Best Buys September 2025
Autumn is coming. Time to make your portfolio pretty
In this short format, I want to present to you companies and stocks that are currently valued at an attractive level. Writing a deep dive takes me many hours, and with this format, I can introduce you to interesting ideas as of today.
I will only recommend high-quality businesses, and I am not interested in cheap but mediocre companies. Always keep in mind that the quality of the company is the first filter. If it does not possess a very good business model, I am not interested in the company, even if it is dirt cheap.
If you haven’t done so, make sure to check out my last two deep dives on Adobe and Arista Networks and learn about these two fascinating companies.
Looking back:
I can’t count how often I mentioned Alphabet as being completely undervalued and a bargain at the price levels that we have seen in the last months. One of my questions when evaluating investments was:
Would I rather buy this or just increase my Alphabet position?
And that is exactly how Alphabet became the largest holding in my portfolio by a wide margin. A fantastic company with tons of fantastic sub-businesses trading at a steep discount to its fair value.
In the last Best Buy article from March, I wrote the following line
I believe that in a couple of months, a lot of investors will look back and be surprised that they missed buying Alphabet at such a great price. It is your chance to add this wonderful company to your portfolio or increase your position if you already own some shares.
Alphabet was at 165$ back then, and today we are looking at 242$, a nice 47% increase in a super low-risk setting. Congrats to everyone involved.
You will find the article here
You will find my take on Alphabet’s Q2 earnings here:
State of the nation
In my last post in March, I wrote the following:
In case you wonder if the world will ever recover from the shocks and if WW3 is on the horizon, I would like to refer to a lovely story from Morgan Housel. In case you don’t know Morgan Housel yet, make sure to a) buy his two books and b) check out his podcast and blog. He is one of the very best storytellers out there.
I once had lunch with a guy who’s close with Warren Buffett.
This guy – we’ll call him Jim (not his real name) – was driving around Omaha, Nebraska with Buffett in late 2009. The global economy was crippled at this point, and Omaha was no exception. Stores were closed, businesses were boarded up.

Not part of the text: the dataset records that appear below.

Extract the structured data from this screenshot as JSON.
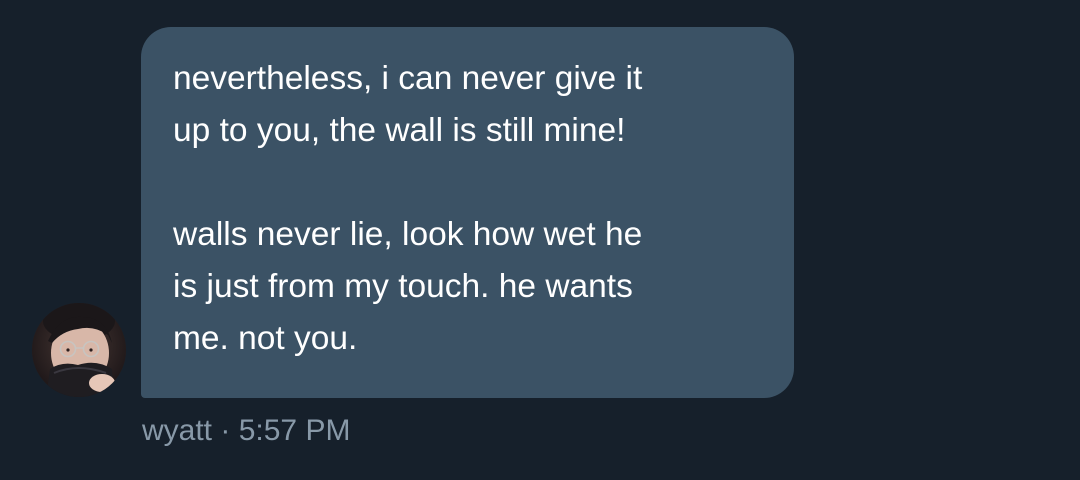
{
  "message": {
    "lines": [
      "nevertheless, i can never give it",
      "up to you, the wall is still mine!",
      "walls never lie, look how wet he",
      "is just from my touch. he wants",
      "me. not you."
    ],
    "sender": "wyatt",
    "separator": "·",
    "time": "5:57 PM"
  },
  "colors": {
    "background": "#16202b",
    "bubble": "#3b5265",
    "message_text": "#ffffff",
    "meta_text": "#8899a8"
  }
}
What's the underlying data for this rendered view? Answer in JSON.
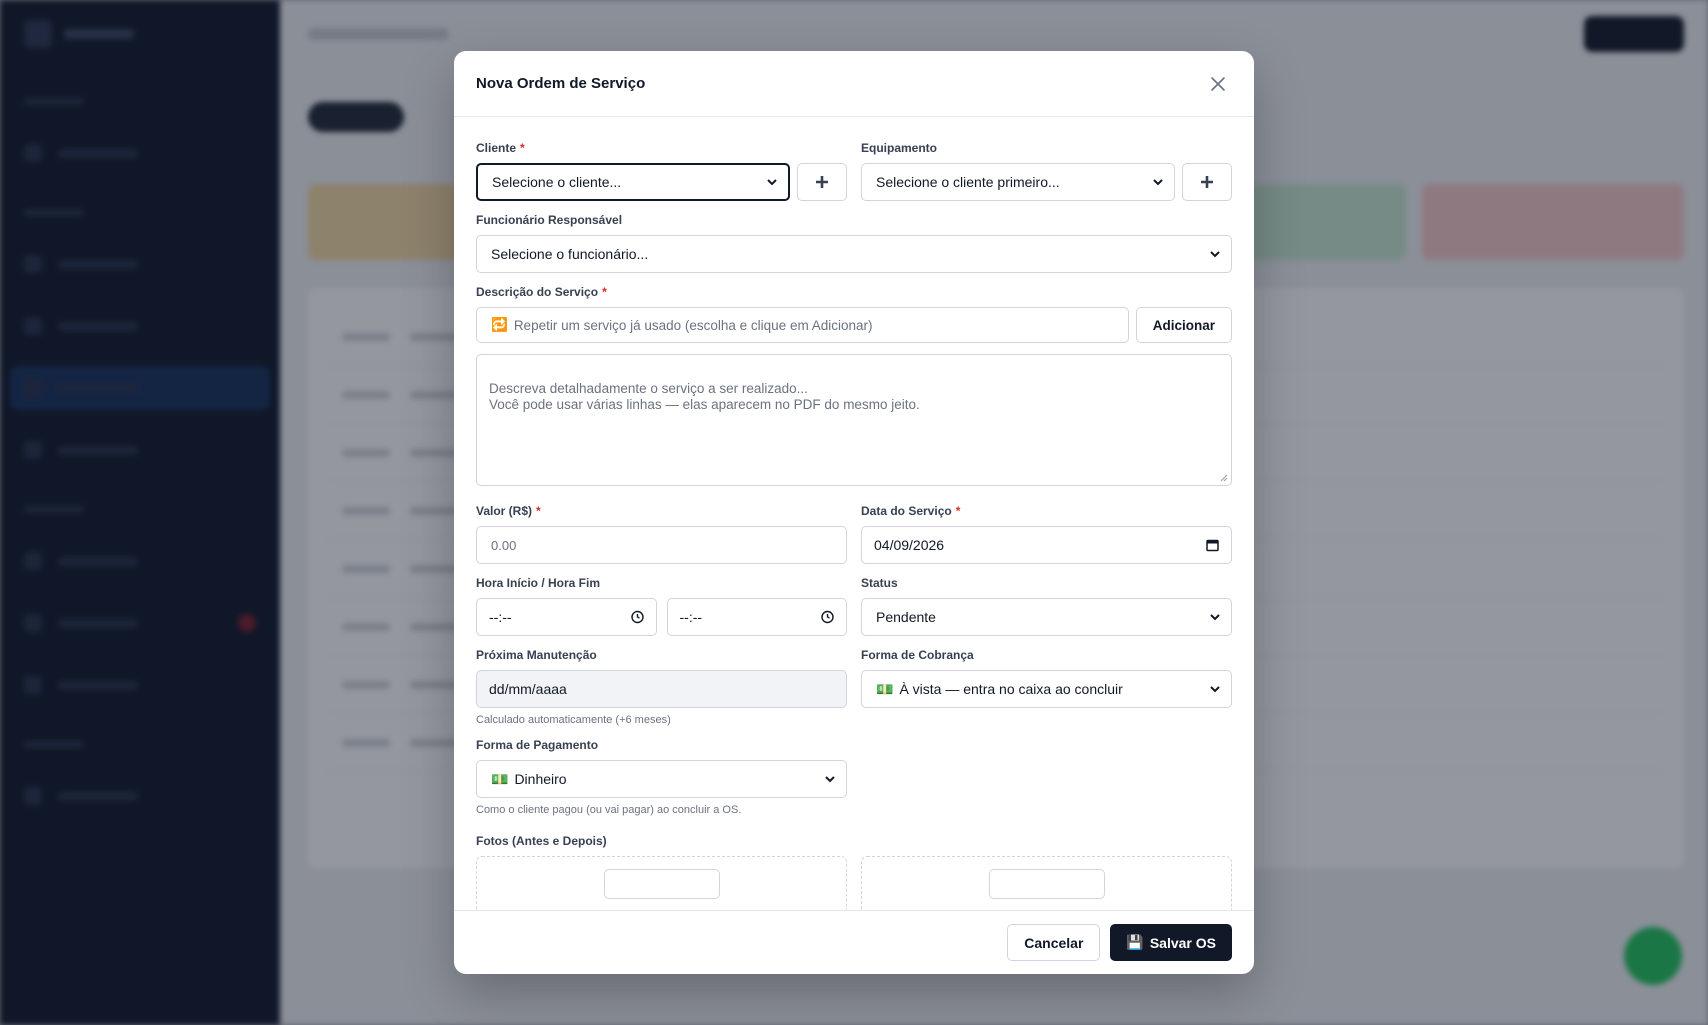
{
  "modal": {
    "title": "Nova Ordem de Serviço",
    "cliente": {
      "label": "Cliente",
      "required_mark": "*",
      "value": "Selecione o cliente..."
    },
    "equipamento": {
      "label": "Equipamento",
      "value": "Selecione o cliente primeiro..."
    },
    "funcionario": {
      "label": "Funcionário Responsável",
      "value": "Selecione o funcionário..."
    },
    "descricao": {
      "label": "Descrição do Serviço",
      "required_mark": "*",
      "repeat_icon": "🔁",
      "repeat_placeholder": "Repetir um serviço já usado (escolha e clique em Adicionar)",
      "add_label": "Adicionar",
      "textarea_placeholder": "Descreva detalhadamente o serviço a ser realizado...\nVocê pode usar várias linhas — elas aparecem no PDF do mesmo jeito."
    },
    "valor": {
      "label": "Valor (R$)",
      "required_mark": "*",
      "placeholder": "0.00"
    },
    "data": {
      "label": "Data do Serviço",
      "required_mark": "*",
      "value": "04/09/2026"
    },
    "hora": {
      "label": "Hora Início / Hora Fim",
      "inicio": "--:--",
      "fim": "--:--"
    },
    "status": {
      "label": "Status",
      "value": "Pendente"
    },
    "proxima": {
      "label": "Próxima Manutenção",
      "value": "dd/mm/aaaa",
      "hint": "Calculado automaticamente (+6 meses)"
    },
    "cobranca": {
      "label": "Forma de Cobrança",
      "icon": "💵",
      "value": "À vista — entra no caixa ao concluir"
    },
    "pagamento": {
      "label": "Forma de Pagamento",
      "icon": "💵",
      "value": "Dinheiro",
      "hint": "Como o cliente pagou (ou vai pagar) ao concluir a OS."
    },
    "fotos": {
      "label": "Fotos (Antes e Depois)"
    },
    "footer": {
      "cancel_label": "Cancelar",
      "save_icon": "💾",
      "save_label": "Salvar OS"
    }
  },
  "colors": {
    "primary": "#111827",
    "required": "#dc2626",
    "border": "#d1d5db"
  }
}
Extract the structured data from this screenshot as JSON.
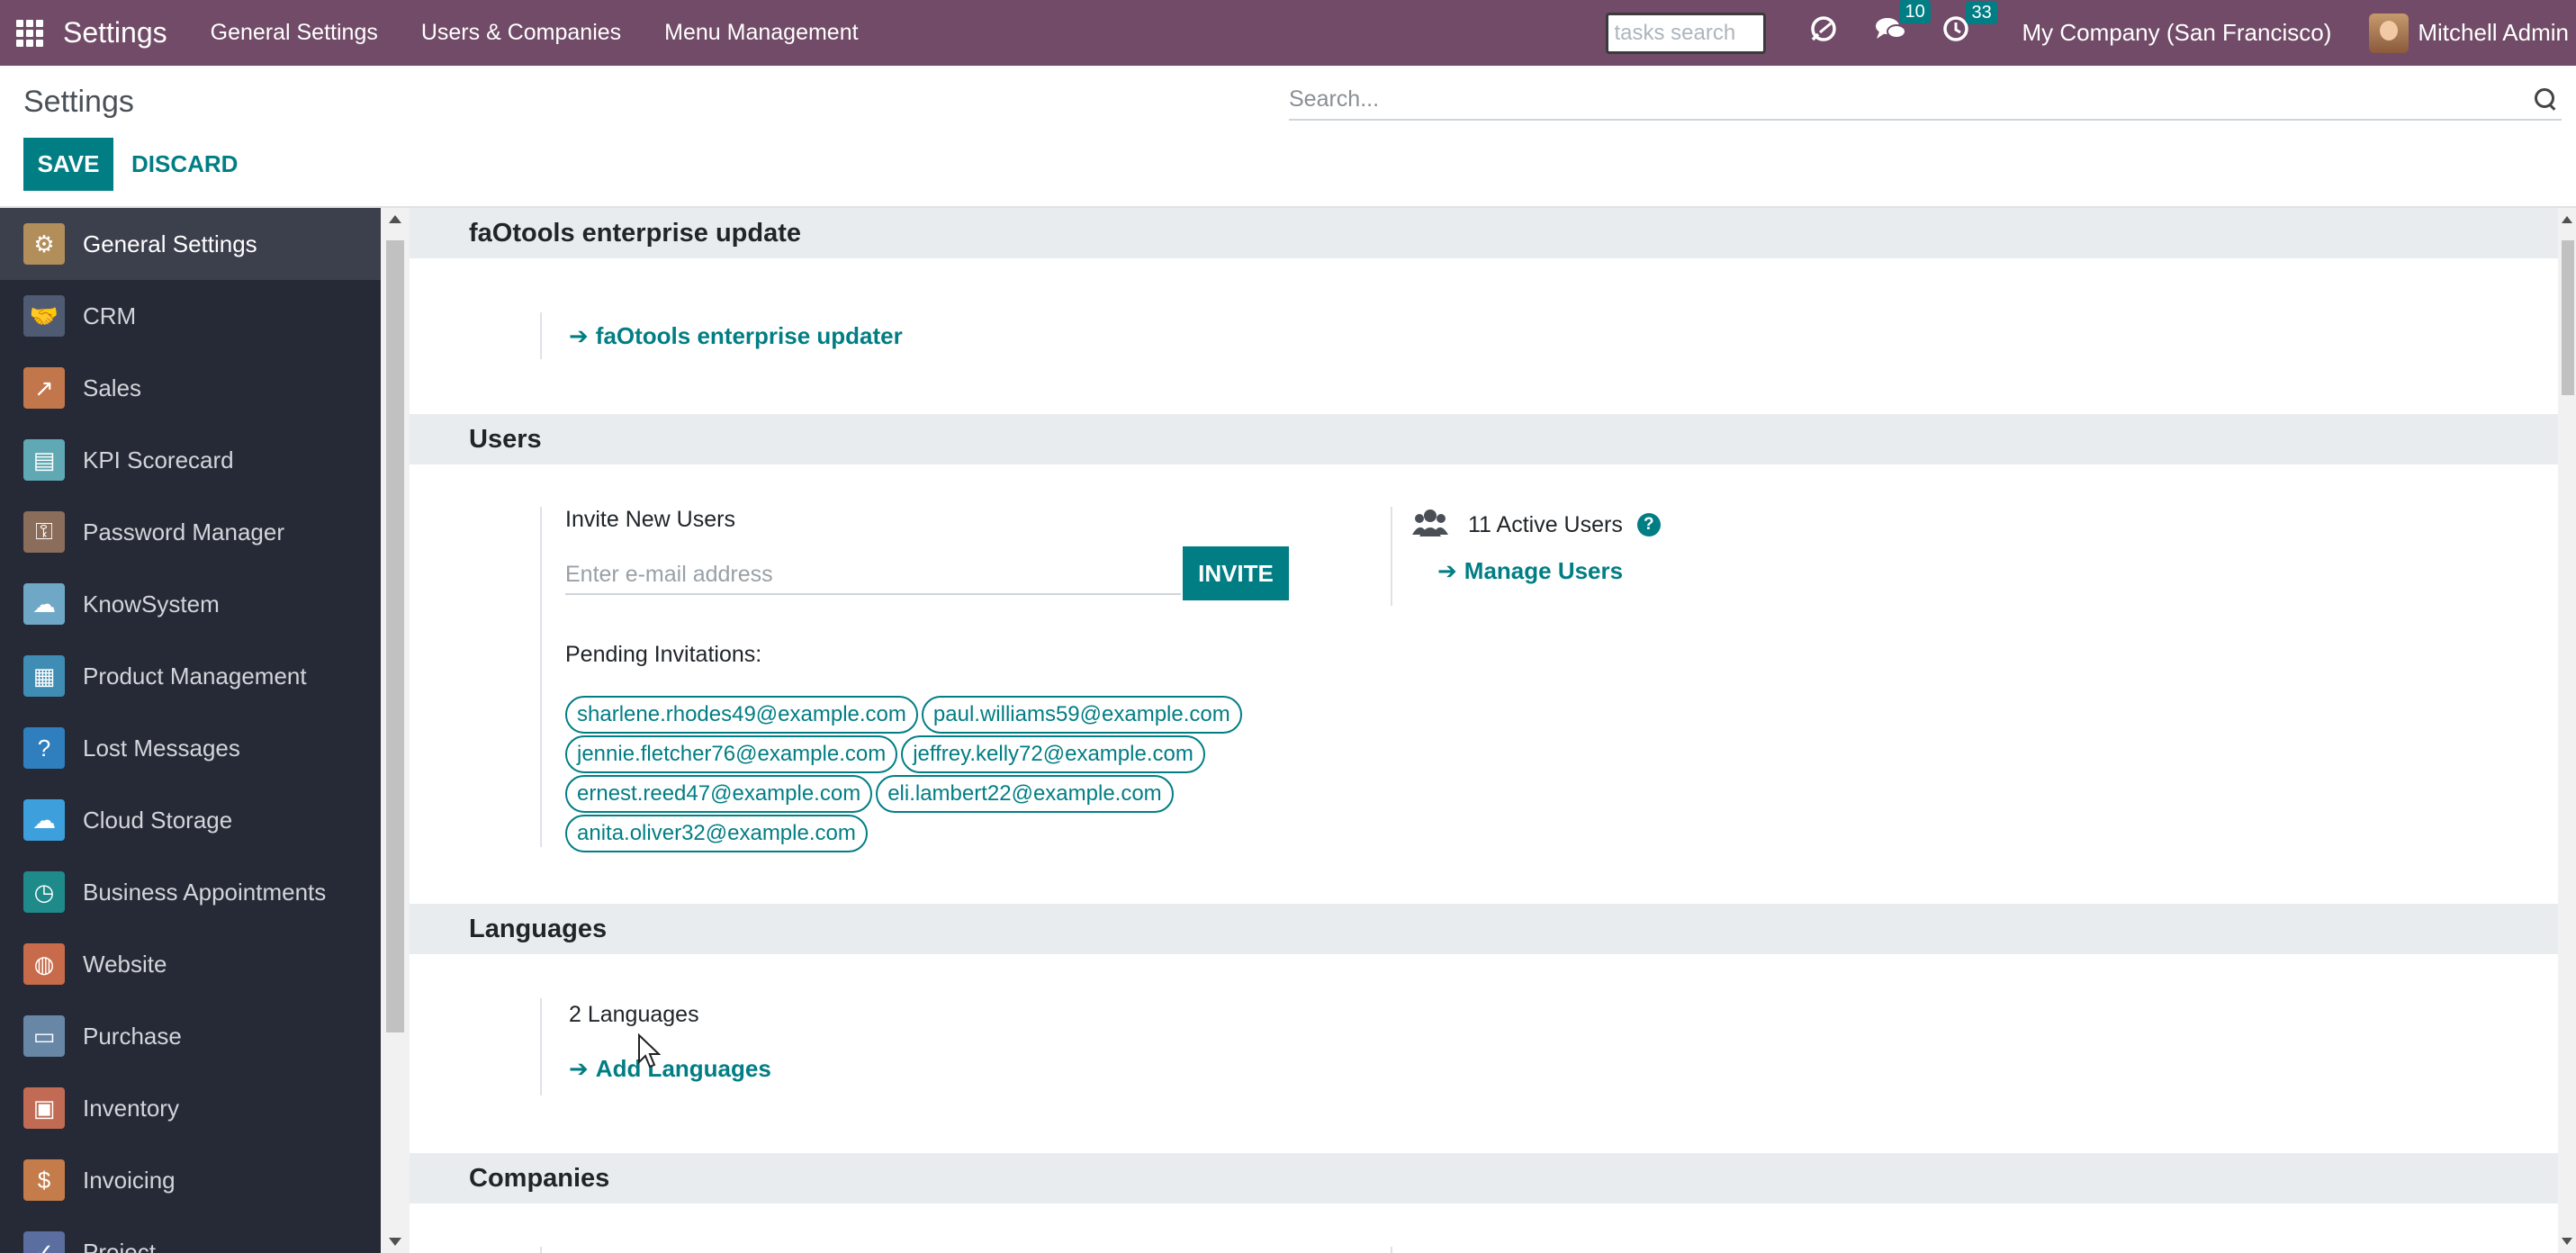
{
  "navbar": {
    "app_title": "Settings",
    "menus": [
      "General Settings",
      "Users & Companies",
      "Menu Management"
    ],
    "tasks_search_placeholder": "tasks search",
    "messages_badge": "10",
    "activities_badge": "33",
    "company": "My Company (San Francisco)",
    "user": "Mitchell Admin",
    "accent_color": "#714b67"
  },
  "control_panel": {
    "title": "Settings",
    "save_label": "SAVE",
    "discard_label": "DISCARD",
    "search_placeholder": "Search..."
  },
  "sidebar": {
    "items": [
      {
        "label": "General Settings",
        "icon": "gear-icon",
        "color": "#b18e5a"
      },
      {
        "label": "CRM",
        "icon": "handshake-icon",
        "color": "#4f5b72"
      },
      {
        "label": "Sales",
        "icon": "chart-up-icon",
        "color": "#c1774b"
      },
      {
        "label": "KPI Scorecard",
        "icon": "scorecard-icon",
        "color": "#5fa8b4"
      },
      {
        "label": "Password Manager",
        "icon": "key-icon",
        "color": "#8a6d5a"
      },
      {
        "label": "KnowSystem",
        "icon": "brain-icon",
        "color": "#6fa8c7"
      },
      {
        "label": "Product Management",
        "icon": "product-icon",
        "color": "#3f8db4"
      },
      {
        "label": "Lost Messages",
        "icon": "lost-user-icon",
        "color": "#2f7fbf"
      },
      {
        "label": "Cloud Storage",
        "icon": "cloud-icon",
        "color": "#3da0dd"
      },
      {
        "label": "Business Appointments",
        "icon": "clock-icon",
        "color": "#1e8a8a"
      },
      {
        "label": "Website",
        "icon": "globe-icon",
        "color": "#c76b4a"
      },
      {
        "label": "Purchase",
        "icon": "card-icon",
        "color": "#6887a6"
      },
      {
        "label": "Inventory",
        "icon": "box-icon",
        "color": "#c26b54"
      },
      {
        "label": "Invoicing",
        "icon": "invoice-icon",
        "color": "#c47c4a"
      },
      {
        "label": "Project",
        "icon": "project-icon",
        "color": "#5a6fa0"
      }
    ]
  },
  "sections": {
    "faotools": {
      "title": "faOtools enterprise update",
      "link": "faOtools enterprise updater"
    },
    "users": {
      "title": "Users",
      "invite_label": "Invite New Users",
      "email_placeholder": "Enter e-mail address",
      "invite_button": "INVITE",
      "pending_label": "Pending Invitations:",
      "pending": [
        "sharlene.rhodes49@example.com",
        "paul.williams59@example.com",
        "jennie.fletcher76@example.com",
        "jeffrey.kelly72@example.com",
        "ernest.reed47@example.com",
        "eli.lambert22@example.com",
        "anita.oliver32@example.com"
      ],
      "active_users": "11 Active Users",
      "manage_link": "Manage Users"
    },
    "languages": {
      "title": "Languages",
      "count": "2 Languages",
      "add_link": "Add Languages"
    },
    "companies": {
      "title": "Companies"
    }
  }
}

Jim said to Warren, “It’s so bad right now. How does the economy ever bounce back from this?”
Warren said, “Jim, do you know what the best-selling candy bar was in 1962?”
“No.” Jim said.
“Snickers,” said Warren. “And do you know what the best-selling candy bar is today?”
“No,” said Jim.
“Snickers,” Warren said.
Then silence. That was the end of the conversation.
I would say it was perfectly on point. After the US government intervened in the markets in April with the tariff chaos, both the S&P 500 (+11% YTD) and the NASDAQ (+13% YTD) have performed extremely well this year. The NASDAQ 100 gained a whopping 39% since the April lows! That is more than most mom and pop investors make in a decade.
The S&P 500 is still trading at the higher end of its historical valuation. When looking at the chart below, ignore the COVID-19 peak.
That being said, the forward P/E ratio of the market and many companies is a level lower due to the boom in AI and all-encompassing industries such as software, chips, etc.
Without further ado, here are the companies that I like most at the current level:
Adobe
This one will not surprise you, given that my last long piece was on Adobe, which you will find here:
To summarize it: I believe that the choir singing the “Adobe is getting killed by AI” anthem is not seeing the full picture. Adobe might even benefit in the short- to medium term, and given its current valuation, Adobe is very interesting. To learn more, read the above-linked article.
Adobe released its Q3/2025 numbers yesterday, and these numbers were strong. The management slightly raised the EPS guidance for the whole year and did monster buybacks yet again. The number of outstanding shares decreased by 5.3% versus the previous year. Purely by holding your shares, your total ownership of the company increases. That’s a lovely setup.
Salesforce
A lot of you know the stock, but not so many know the business behind Salesforce. Salesforce dominates the market for CRM solutions. While the revenue growth “slowed down” to 10% per year, the EBIT margin and FCF margin keep steadily improving.
I believe that Salesforce can be one of the under-radar AI winners that nobody talks about today. The customers of Salesforce store an insane amount of data and critical information in the cloud, and with Slack and Tableau, Salesforce knows how to handle a large amount of information. The lock-in effect of Salesforce is very strong, and moving on to another CRM system after having rolled out Salesforce is a) very expensive and b) a major pain in the rear.
I am currently writing a deep dive on Salesforce, so stay tuned to learn more about the business.
From a valuation point of view, this is very interesting: an EV/Net income for this year of 33 and an EV/(FCF-SBC) of 24.6 with an expected EPS growth of 20% for the next two years.